Question

How do you find the important points to the graph $f(x) = 2{x^2}$?

Answer 1

The following question asks us to plot the given curve and in the process find the important points of the graph represented by the above function. The above function is the formula of a parabola since the coefficient of ${x^2}$ here is positive the parabola will be upward shaped and there is no coefficient of ${y^{\tilde 2}}$. Then we will find the vertex and the nature of the graph and also plot it.

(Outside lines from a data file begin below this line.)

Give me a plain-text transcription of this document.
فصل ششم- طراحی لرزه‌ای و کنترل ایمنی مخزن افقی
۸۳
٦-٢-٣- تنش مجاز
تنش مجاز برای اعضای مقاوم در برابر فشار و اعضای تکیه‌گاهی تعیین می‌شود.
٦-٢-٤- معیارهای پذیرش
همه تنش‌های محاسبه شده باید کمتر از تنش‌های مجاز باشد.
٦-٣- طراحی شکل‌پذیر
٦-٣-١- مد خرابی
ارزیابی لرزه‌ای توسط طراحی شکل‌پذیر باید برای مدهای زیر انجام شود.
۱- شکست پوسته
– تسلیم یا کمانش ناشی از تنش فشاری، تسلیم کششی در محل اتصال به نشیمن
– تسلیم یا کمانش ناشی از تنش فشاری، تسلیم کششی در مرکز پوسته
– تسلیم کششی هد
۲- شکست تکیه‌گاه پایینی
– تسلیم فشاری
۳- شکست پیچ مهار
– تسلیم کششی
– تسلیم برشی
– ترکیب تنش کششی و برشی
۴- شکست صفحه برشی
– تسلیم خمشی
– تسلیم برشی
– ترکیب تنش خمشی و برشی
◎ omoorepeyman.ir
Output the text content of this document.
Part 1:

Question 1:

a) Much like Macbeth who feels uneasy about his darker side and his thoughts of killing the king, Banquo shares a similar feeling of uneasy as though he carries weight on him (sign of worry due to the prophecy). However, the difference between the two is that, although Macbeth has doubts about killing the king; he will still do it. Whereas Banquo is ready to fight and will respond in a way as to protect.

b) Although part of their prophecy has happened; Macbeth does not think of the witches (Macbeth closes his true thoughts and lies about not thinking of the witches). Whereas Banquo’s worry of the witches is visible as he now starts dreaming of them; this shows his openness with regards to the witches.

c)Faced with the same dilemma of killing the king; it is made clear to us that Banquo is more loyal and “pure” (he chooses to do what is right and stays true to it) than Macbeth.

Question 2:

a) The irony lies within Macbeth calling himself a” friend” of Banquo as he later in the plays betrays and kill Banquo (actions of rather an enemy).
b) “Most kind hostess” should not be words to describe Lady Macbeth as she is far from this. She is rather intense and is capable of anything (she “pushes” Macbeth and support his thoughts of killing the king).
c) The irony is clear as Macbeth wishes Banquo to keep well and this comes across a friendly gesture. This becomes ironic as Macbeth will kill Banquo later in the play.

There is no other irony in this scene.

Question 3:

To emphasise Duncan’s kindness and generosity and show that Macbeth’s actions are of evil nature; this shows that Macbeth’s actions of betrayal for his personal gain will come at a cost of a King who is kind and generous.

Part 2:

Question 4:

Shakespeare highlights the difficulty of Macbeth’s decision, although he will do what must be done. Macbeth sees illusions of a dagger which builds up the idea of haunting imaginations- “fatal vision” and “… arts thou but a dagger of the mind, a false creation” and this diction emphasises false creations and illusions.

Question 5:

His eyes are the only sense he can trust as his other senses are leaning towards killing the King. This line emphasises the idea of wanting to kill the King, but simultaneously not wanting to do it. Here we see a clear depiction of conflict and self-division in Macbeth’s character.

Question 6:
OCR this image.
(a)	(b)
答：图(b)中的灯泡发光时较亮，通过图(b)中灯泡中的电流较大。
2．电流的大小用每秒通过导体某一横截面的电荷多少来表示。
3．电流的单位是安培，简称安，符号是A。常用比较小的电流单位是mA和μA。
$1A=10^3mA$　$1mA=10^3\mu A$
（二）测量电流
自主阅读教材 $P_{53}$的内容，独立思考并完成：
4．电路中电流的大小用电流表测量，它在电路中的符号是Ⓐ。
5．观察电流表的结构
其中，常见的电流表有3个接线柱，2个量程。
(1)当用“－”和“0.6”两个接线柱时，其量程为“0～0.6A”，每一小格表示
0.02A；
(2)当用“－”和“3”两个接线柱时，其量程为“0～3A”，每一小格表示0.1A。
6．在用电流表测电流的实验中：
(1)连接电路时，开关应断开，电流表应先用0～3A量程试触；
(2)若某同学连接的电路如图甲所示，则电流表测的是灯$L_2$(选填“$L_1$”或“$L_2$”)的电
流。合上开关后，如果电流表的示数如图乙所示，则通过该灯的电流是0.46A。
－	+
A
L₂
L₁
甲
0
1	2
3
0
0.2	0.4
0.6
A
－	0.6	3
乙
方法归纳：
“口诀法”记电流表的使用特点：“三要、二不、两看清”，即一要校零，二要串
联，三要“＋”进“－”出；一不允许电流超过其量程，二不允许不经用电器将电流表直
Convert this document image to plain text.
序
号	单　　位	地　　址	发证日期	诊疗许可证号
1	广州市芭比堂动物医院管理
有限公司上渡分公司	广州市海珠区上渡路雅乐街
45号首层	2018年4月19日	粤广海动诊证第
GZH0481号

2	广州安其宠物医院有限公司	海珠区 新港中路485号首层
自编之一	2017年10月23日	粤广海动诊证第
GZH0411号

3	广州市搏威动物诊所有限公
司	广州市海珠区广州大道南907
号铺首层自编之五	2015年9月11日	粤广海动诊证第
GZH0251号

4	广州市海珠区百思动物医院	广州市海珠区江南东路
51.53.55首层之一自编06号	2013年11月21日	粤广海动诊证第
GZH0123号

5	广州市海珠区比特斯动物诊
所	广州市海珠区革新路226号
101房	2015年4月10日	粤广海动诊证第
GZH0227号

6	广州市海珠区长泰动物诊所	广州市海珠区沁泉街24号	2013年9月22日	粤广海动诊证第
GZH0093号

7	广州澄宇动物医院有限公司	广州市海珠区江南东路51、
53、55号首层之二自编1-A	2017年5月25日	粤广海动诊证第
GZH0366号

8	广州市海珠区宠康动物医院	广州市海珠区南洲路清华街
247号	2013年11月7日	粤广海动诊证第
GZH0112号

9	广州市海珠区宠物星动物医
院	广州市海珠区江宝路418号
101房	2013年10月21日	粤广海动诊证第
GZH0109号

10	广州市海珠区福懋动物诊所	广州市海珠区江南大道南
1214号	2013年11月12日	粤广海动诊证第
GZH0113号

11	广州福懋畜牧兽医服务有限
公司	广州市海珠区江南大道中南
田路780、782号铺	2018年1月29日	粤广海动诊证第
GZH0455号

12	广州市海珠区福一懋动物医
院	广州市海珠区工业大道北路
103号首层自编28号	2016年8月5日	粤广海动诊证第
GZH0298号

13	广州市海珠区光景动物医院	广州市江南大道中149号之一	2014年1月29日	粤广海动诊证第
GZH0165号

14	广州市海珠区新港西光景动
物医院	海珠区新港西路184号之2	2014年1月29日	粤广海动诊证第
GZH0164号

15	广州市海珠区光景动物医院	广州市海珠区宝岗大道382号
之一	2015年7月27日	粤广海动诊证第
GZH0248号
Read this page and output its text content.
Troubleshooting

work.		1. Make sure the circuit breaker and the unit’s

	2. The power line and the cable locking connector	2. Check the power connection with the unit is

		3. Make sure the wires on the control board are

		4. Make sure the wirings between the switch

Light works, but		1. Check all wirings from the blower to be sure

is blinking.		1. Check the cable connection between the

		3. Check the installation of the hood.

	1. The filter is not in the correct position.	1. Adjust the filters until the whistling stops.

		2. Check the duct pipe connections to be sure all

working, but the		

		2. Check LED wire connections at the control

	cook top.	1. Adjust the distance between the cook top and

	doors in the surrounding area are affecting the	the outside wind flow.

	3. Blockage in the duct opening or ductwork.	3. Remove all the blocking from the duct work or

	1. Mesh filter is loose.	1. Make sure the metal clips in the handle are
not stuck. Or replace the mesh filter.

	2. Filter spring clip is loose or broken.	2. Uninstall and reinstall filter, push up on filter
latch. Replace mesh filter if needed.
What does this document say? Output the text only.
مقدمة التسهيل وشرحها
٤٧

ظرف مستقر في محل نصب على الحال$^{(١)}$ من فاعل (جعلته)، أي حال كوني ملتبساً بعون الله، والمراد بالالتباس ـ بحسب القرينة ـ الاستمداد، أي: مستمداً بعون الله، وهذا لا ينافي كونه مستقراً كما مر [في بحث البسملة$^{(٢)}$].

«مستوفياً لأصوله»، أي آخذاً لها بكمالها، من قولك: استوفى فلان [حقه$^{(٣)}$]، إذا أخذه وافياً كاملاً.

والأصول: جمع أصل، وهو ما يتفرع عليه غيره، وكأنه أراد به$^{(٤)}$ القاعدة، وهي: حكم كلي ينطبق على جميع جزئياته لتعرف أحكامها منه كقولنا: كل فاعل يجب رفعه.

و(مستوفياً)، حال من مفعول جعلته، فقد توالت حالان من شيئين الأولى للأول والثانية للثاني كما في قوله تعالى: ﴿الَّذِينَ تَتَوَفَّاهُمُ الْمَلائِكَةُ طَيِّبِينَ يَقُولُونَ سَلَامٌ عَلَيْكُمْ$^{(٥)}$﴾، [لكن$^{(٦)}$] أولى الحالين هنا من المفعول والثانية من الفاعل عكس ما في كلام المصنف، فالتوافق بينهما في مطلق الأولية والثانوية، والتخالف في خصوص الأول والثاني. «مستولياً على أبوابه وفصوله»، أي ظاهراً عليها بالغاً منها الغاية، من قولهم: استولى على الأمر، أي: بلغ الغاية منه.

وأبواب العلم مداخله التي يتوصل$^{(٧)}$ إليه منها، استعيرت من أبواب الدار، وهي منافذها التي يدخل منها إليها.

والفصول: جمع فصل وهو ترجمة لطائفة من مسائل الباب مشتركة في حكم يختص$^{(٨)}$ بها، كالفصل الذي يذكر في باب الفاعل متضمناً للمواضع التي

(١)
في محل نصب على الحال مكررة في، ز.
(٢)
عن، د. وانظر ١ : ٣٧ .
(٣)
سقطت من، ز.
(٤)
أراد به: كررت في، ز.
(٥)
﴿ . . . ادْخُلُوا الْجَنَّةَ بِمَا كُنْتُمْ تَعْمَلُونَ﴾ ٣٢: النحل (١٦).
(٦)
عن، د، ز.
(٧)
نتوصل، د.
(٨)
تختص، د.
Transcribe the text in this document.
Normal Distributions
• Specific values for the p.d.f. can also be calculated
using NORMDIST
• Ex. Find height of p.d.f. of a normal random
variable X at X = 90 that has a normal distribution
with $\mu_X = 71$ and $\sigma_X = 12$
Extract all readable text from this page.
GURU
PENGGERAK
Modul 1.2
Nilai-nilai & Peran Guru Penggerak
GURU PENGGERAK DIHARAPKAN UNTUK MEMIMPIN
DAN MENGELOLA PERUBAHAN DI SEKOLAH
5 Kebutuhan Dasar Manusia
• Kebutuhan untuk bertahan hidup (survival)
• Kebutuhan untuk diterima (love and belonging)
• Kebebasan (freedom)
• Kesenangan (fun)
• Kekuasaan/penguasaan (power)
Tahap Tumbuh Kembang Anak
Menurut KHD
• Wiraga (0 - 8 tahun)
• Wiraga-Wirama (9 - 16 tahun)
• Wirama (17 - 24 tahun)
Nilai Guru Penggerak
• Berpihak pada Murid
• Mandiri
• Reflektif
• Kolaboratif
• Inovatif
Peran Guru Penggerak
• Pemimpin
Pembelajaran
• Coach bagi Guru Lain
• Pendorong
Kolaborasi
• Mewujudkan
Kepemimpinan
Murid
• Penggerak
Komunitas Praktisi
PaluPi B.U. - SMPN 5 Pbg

Complete step by step solution:
The given equation is an equation of the parabola since the coefficient of ${x^2}$ is positive the graph will be upward facing. Then we will find the $y$ intercept:
For $y$ intercept putting $x = 0$ we get,
$y = 0$ so the y intercept is zero
And also $x$ intercept is zero we can tell that by putting the value of $y = 0$ in the above function.
$0 = 2{x^2}$
Gives $x = 0$ therefore the parabola passes through origin. The given equation thus is of a normal parabola with following attributes :
It is upward facing and symmetric along the axis of $y$.
The given conic also passes through the origin thus the important point of the given graph can be said to be as the origin from which it passes and touches both the axis at that point . We will also plot the given conic onto a graph the graph is given below:

Note: If the sign of the coefficient of ${x^2}$ would have been negative then the given parabola would have been downward facing all the other important attributes would have been same.